Angry Birds makers have become another studio to borrow from Playrix’s experience. Rovio released a match-3 game that uses pretty much the same concept and mechanics as Homescapes and Gardenscapes.

The new title is called Small Town Murders. Just like Playrix’s hits, it’s a match-3 game with the same types of bonuses and obstacles. Moreover, the game features an almost identical UI.

The main formal difference is the title’s meta. Players don’t build stuff. Instead, they have to solve murders. Once they have completed a level, they are rewarded with more of the story.

This mechanic is typically found in hidden object titles like Agent Alice from Wooga. Another graphic example would be The X-Files: Deep State from Creative Mobile. Essentially though, the same mechanic is used in Playrix’s match-3 games that also reward players with a funny scene along with the option to build something.

Players’ desire to learn “What’s next?” and “Who’s the murderer?” in hidden object games is seen as one of the key tools to retain players. Rovio is clearly on board with that. The company expects this approach to boost retention and thus lower CPI.

The new title also allows Rovio to diversify their portfolio. They believe that conceptually, this is an unprecedented project.

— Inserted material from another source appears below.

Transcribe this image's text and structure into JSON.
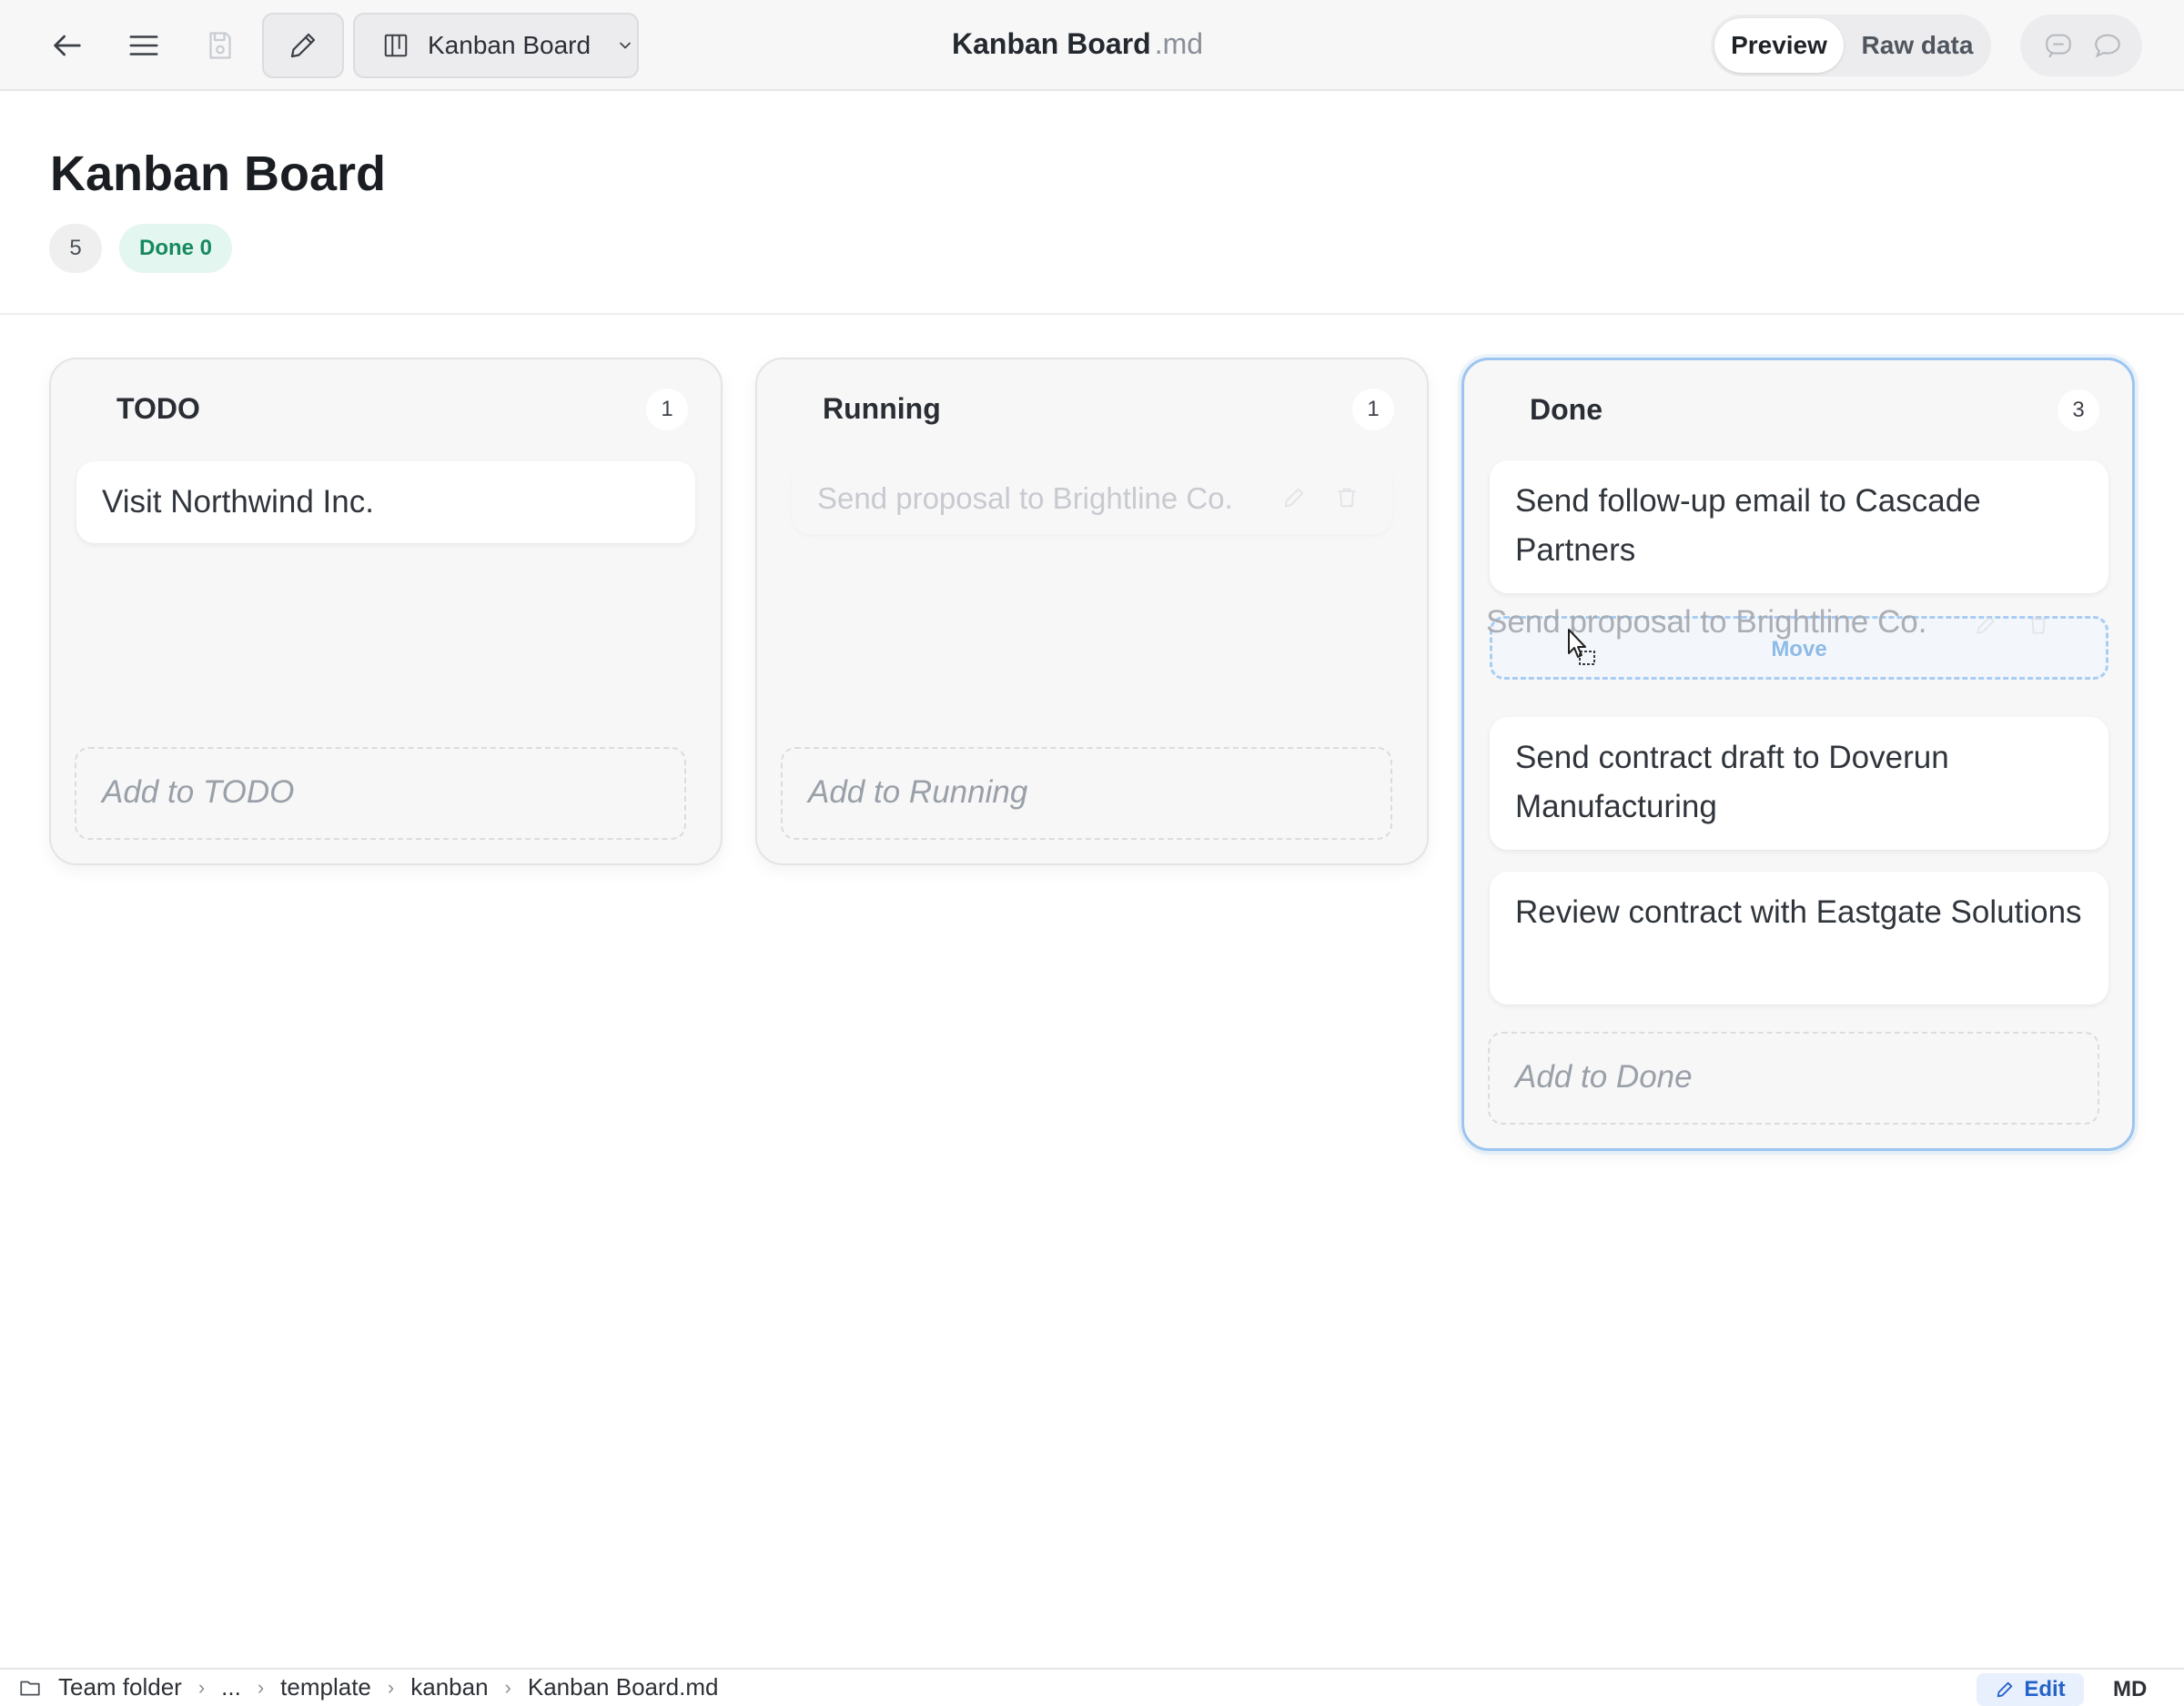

We saw a chance to tap into the murder mystery genre and combine it with match-3. We don’t see anything else on the market like it.

Alex Pelletier-Normand, Rovio Head of Games

At launch, the game had over 1000 levels across eight crime stories. The company expects to roll out regular updates. Every month, players will get another story featuring a couple of hundred levels.

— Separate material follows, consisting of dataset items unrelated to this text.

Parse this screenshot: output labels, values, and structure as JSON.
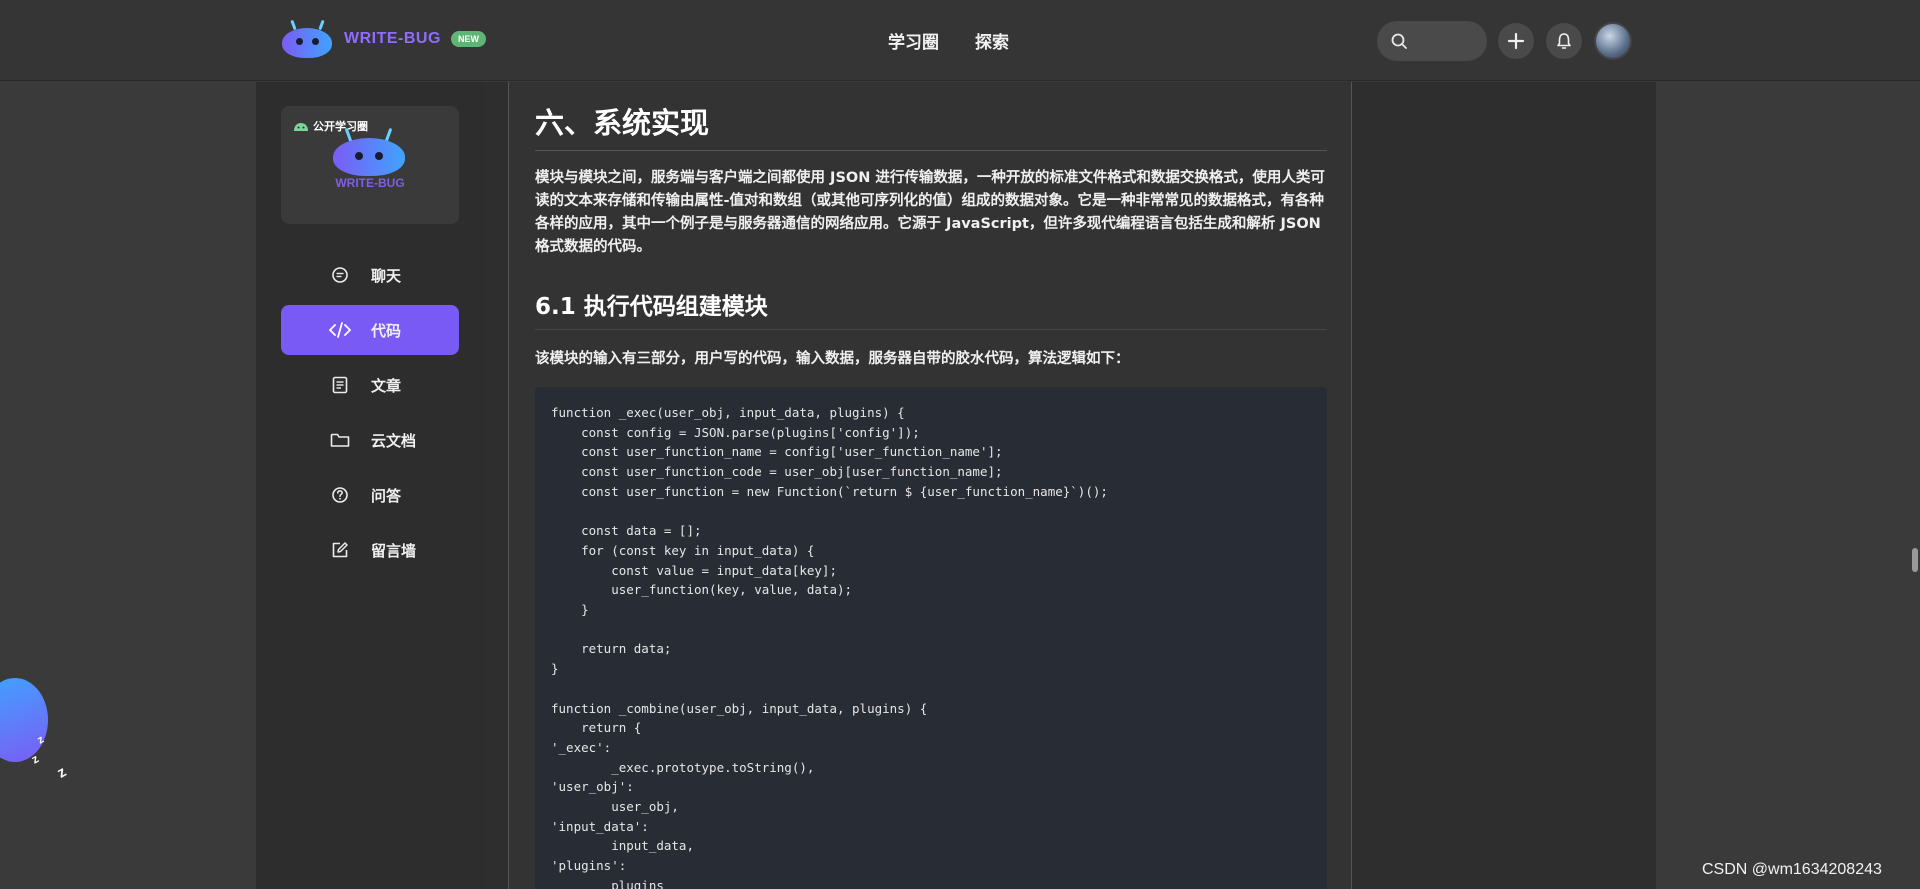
{
  "header": {
    "brand": "WRITE-BUG",
    "badge": "NEW",
    "nav": [
      "学习圈",
      "探索"
    ]
  },
  "sidebar": {
    "circle_tag": "公开学习圈",
    "circle_name": "WRITE-BUG",
    "items": [
      {
        "label": "聊天",
        "icon": "chat-icon",
        "active": false
      },
      {
        "label": "代码",
        "icon": "code-icon",
        "active": true
      },
      {
        "label": "文章",
        "icon": "article-icon",
        "active": false
      },
      {
        "label": "云文档",
        "icon": "folder-icon",
        "active": false
      },
      {
        "label": "问答",
        "icon": "question-icon",
        "active": false
      },
      {
        "label": "留言墙",
        "icon": "edit-icon",
        "active": false
      }
    ]
  },
  "article": {
    "h1": "六、系统实现",
    "intro": "模块与模块之间，服务端与客户端之间都使用 JSON 进行传输数据，一种开放的标准文件格式和数据交换格式，使用人类可读的文本来存储和传输由属性-值对和数组（或其他可序列化的值）组成的数据对象。它是一种非常常见的数据格式，有各种各样的应用，其中一个例子是与服务器通信的网络应用。它源于 JavaScript，但许多现代编程语言包括生成和解析 JSON 格式数据的代码。",
    "h2": "6.1 执行代码组建模块",
    "desc": "该模块的输入有三部分，用户写的代码，输入数据，服务器自带的胶水代码，算法逻辑如下：",
    "code": "function _exec(user_obj, input_data, plugins) {\n    const config = JSON.parse(plugins['config']);\n    const user_function_name = config['user_function_name'];\n    const user_function_code = user_obj[user_function_name];\n    const user_function = new Function(`return $ {user_function_name}`)();\n\n    const data = [];\n    for (const key in input_data) {\n        const value = input_data[key];\n        user_function(key, value, data);\n    }\n\n    return data;\n}\n\nfunction _combine(user_obj, input_data, plugins) {\n    return {\n'_exec':\n        _exec.prototype.toString(),\n'user_obj':\n        user_obj,\n'input_data':\n        input_data,\n'plugins':\n        plugins\n    };"
  },
  "watermark": "CSDN @wm1634208243",
  "colors": {
    "accent": "#7a5af5",
    "badge": "#5fb574"
  }
}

These high frequency of content updates is possible thanks to AI-based level testing. Rovio has not fully shifted to using AI to test content. However, the company says AI allows them to significantly reduce time required to test and balance levels.

Developing Small Town Murders is Puzzle Studio, owned by Rovio. It previously made Sugar Blast and Angry Birds: Dream Blast. Both are commerical successes (the former generated over $5 million, and the latter over $50 million).